The bodies of her subjects face the viewer with purpose and do not conform to the notion of a passive object to be viewed - they are very much in-your-face. When viewing her paintings, after looking extensively at the subject's body and flesh one is confronted with the subject's gaze, another challenge to conventional representations of the female nude where the 'nude' is an object of entertainment deprived of a thinking mind.
She has attempted the deconstruction of female 'nature' as fabricated by patriarchal discourse, seeking to re-appropriate the female figure. By shifting the female body's position as an object of male delectation, and thus deconstructing the male fantasy projected for centuries on it, Saville is able to question the female body's representation throughout art history'.
Eirene, I am certainly delighted that I found your blog, and benefit greatly from it. Long may you enjoy it yourself.
ReplyDeleteThank you, Olga. I too enjoy and benefit from your blog.
DeleteCongratulations Eirene.......I too benefit from your posts...and the side bars too...seeing what you are reading is always a bonus.
ReplyDeleteYou put so much effort into the whole thing,...carefully documenting everything,
You make me feel shallow,....and I am....mine is just look at me....

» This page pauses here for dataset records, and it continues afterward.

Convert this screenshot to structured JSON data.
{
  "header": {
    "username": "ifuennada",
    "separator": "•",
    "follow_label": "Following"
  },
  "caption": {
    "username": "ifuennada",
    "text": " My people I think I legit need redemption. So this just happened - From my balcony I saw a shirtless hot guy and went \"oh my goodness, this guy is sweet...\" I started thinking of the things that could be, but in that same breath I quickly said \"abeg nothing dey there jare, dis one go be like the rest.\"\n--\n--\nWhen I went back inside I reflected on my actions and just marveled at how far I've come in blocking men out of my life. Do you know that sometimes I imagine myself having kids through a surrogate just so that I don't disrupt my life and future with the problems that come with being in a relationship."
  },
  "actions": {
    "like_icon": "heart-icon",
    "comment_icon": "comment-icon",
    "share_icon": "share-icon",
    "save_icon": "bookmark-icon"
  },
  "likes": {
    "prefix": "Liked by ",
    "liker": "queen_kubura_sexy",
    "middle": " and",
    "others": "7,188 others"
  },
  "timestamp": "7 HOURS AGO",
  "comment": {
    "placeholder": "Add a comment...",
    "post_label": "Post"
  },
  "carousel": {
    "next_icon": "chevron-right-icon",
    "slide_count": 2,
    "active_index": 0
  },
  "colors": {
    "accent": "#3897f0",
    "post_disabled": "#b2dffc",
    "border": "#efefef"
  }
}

But so what???.....we both try to document what we are doing....what interests us...and I am so happy to have you as a fellow blogger and friend.
Keep it up...here's to the next half million
Thank you, Julie, for your kind words. I am happy to have you as a friend and fellow blogger too and it was reading your blog that gave me the impetus to start mine. I have also always appreciated your encouragement. As for shallow - nonsense. You are nothing but... It's fascinating reading about your travels and I always look forward to finding out what you are up to.